Почуяв интуитивно всю несостоятельность старых профессоров, дельная и трудолюбивая молодежь от них отвернулась, она старалась пополнить пробелы университетского изложения собственными стараниями, пыталась доставать источники, на которые так охотно ссылаются профессора, и увидели, что щедро расточаемые с кафедры цитаты часто имели на самом деле другой смысл и значение, чем тот, который старались придать им профессора; кредит профессоров пал, вера в авторитет рушилась, и из этих развалин выработалось одно убеждение, один символ студенческой веры, что время, проведенное в аудиториях, потеряно безвозвратно, что час домашнего, добросовестного труда приносит более пользы, нежели целых три лекции, прослушанные в аудитории…»

Наряду с описанным у Коссовского типом профессора-ретрограда, действующего в полном соответствии с той декретной инструкцией, которую в 1849 году сочинил князь Ширинский-Шихматов, среди университетских пре подавателей, как и среди преподавателей военно-учебных заведений, начали появляться люди нового поколения, сторонники либеральных и даже революционно-демократических идей.

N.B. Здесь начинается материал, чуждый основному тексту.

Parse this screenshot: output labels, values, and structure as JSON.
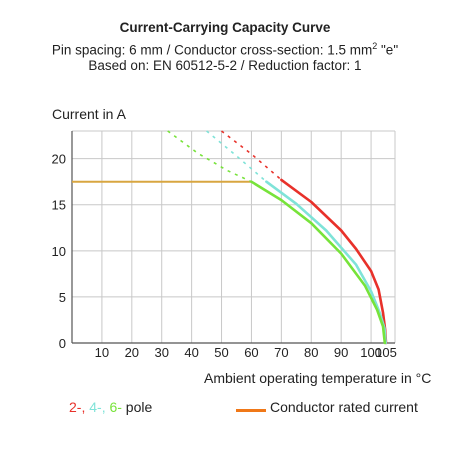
{
  "header": {
    "title": "Current-Carrying Capacity Curve",
    "subtitle_prefix": "Pin spacing: 6 mm / Conductor cross-section: 1.5 mm",
    "subtitle_sup": "2",
    "subtitle_suffix": " \"e\"",
    "basis": "Based on: EN 60512-5-2 / Reduction factor: 1"
  },
  "chart_data": {
    "type": "line",
    "title": "Current-Carrying Capacity Curve",
    "ylabel": "Current in A",
    "xlabel": "Ambient operating temperature in °C",
    "xlim": [
      0,
      108
    ],
    "ylim": [
      0,
      23
    ],
    "xticks": [
      10,
      20,
      30,
      40,
      50,
      60,
      70,
      80,
      90,
      100,
      105
    ],
    "yticks": [
      0,
      5,
      10,
      15,
      20
    ],
    "grid": true,
    "colors": {
      "pole2": "#e8312a",
      "pole4": "#7fe3d8",
      "pole6": "#77e33a",
      "rated": "#f07818",
      "grid": "#c8c8c8",
      "axis": "#555555"
    },
    "series": [
      {
        "name": "2-pole",
        "color": "#e8312a",
        "dashed": [
          [
            50,
            23
          ],
          [
            60,
            20.5
          ],
          [
            70,
            17.7
          ]
        ],
        "solid": [
          [
            70,
            17.7
          ],
          [
            80,
            15.3
          ],
          [
            90,
            12.2
          ],
          [
            95,
            10.2
          ],
          [
            100,
            7.8
          ],
          [
            102.5,
            5.8
          ],
          [
            104,
            3.3
          ],
          [
            104.7,
            1.5
          ],
          [
            105,
            0
          ]
        ]
      },
      {
        "name": "4-pole",
        "color": "#7fe3d8",
        "dashed": [
          [
            45,
            23
          ],
          [
            55,
            20.3
          ],
          [
            65,
            17.5
          ]
        ],
        "solid": [
          [
            65,
            17.5
          ],
          [
            75,
            15.1
          ],
          [
            85,
            12.2
          ],
          [
            95,
            8.5
          ],
          [
            100,
            5.6
          ],
          [
            103,
            3.2
          ],
          [
            104.5,
            1.6
          ],
          [
            104.9,
            0
          ]
        ]
      },
      {
        "name": "6-pole",
        "color": "#77e33a",
        "dashed": [
          [
            32,
            23
          ],
          [
            42,
            20.6
          ],
          [
            52,
            18.7
          ],
          [
            60,
            17.5
          ]
        ],
        "solid": [
          [
            60,
            17.5
          ],
          [
            70,
            15.5
          ],
          [
            80,
            13
          ],
          [
            90,
            9.7
          ],
          [
            98,
            6.2
          ],
          [
            102,
            3.6
          ],
          [
            104,
            1.8
          ],
          [
            104.6,
            0
          ]
        ]
      }
    ],
    "rated_current": {
      "name": "Conductor rated current",
      "value": 17.5,
      "x_end": 60,
      "color": "#d8a640"
    }
  },
  "legend": {
    "left_parts": [
      {
        "text": "2-",
        "color": "#e8312a"
      },
      {
        "text": ", ",
        "color": "#e8312a"
      },
      {
        "text": "4-",
        "color": "#7fe3d8"
      },
      {
        "text": ", ",
        "color": "#7fe3d8"
      },
      {
        "text": "6-",
        "color": "#77e33a"
      },
      {
        "text": " pole",
        "color": "#222222"
      }
    ],
    "right_label": "Conductor rated current",
    "right_color": "#f07818"
  }
}
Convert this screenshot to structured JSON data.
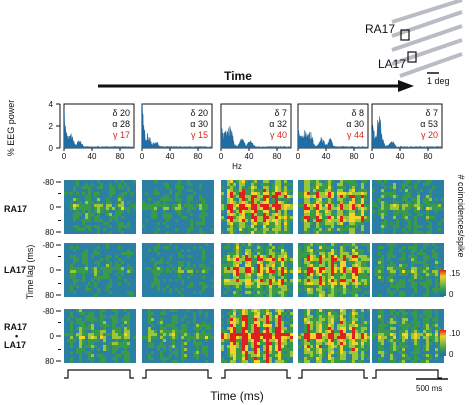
{
  "chart_data": [
    {
      "type": "area",
      "ylabel": "% EEG power",
      "xlabel": "Hz",
      "ylim": [
        0,
        4
      ],
      "xlim": [
        0,
        100
      ],
      "yticks": [
        "0",
        "2",
        "4"
      ],
      "xticks": [
        "0",
        "40",
        "80"
      ],
      "panels": [
        {
          "delta": "δ 20",
          "alpha": "α 28",
          "gamma": "γ 17"
        },
        {
          "delta": "δ 20",
          "alpha": "α 30",
          "gamma": "γ 15"
        },
        {
          "delta": "δ 7",
          "alpha": "α 32",
          "gamma": "γ 40"
        },
        {
          "delta": "δ 8",
          "alpha": "α 30",
          "gamma": "γ 44"
        },
        {
          "delta": "δ 7",
          "alpha": "α 53",
          "gamma": "γ 20"
        }
      ]
    },
    {
      "type": "heatmap",
      "ylabel": "Time lag (ms)",
      "xlabel": "Time  (ms)",
      "yticks": [
        "-80",
        "0",
        "80"
      ],
      "rows": [
        "RA17",
        "LA17",
        "RA17",
        "LA17"
      ],
      "colorbar_title": "# coincidences/spike",
      "colorbars": [
        {
          "max": ".15",
          "min": "0"
        },
        {
          "max": ".10",
          "min": "0"
        }
      ],
      "scale_bar": "500 ms"
    }
  ],
  "time_arrow_label": "Time",
  "inset": {
    "label_top": "RA17",
    "label_bottom": "LA17",
    "scale": "1 deg"
  }
}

В Дворянском полку во время пребывания в нем Домбровского таким преподавателем был Г. Е. Благосветлов, который несколько позже стал известным публицистом, сотрудником герценовского «Колокола», человеком, близким к первой «Земле и воле», редактором прогрессивного журнала «Русское слово». Он преподавал русский язык и словесность, то есть предмет, которого в специальных классах не было. Из этого следует, что Домбровский не мог бывать на его уроках. Однако трудно предположить, чтобы он не знал о нашумевшей истории увольнения Благосветлова, о «высочайшем» повелении ни в коем случае не принимать его на службу по учебному ведомству. Увольнение было связано с преподавательской деятельностью, хотя его непосредственная причина до сих пор остается неясной. «9 апреля [1855 года] в 5 часов, — сообщал Благосветлов в одном из своих писем, — я произнес два слова, сгубившие мою карьеру и едва не погубившие меня самого. В 7 часов вечера того же 9 апреля доносчик сообщил мои слова Д.[1], а наутро их услышал государь и произнес свой справедливый и короткий суд». В списке лиц, находившихся под секретным надзором, в 1855 году против фамилии Благосветлова сделана пометка, что он был внесен в список «по неблагонадежности и неспособности преподавать воспитанникам ученье в выражениях приличных». Разумеется, речь шла о выражениях, относящихся к царю и к существующим порядкам, и можно не сомневаться, что они стали известны почти всем воспитанникам Дворянского полка.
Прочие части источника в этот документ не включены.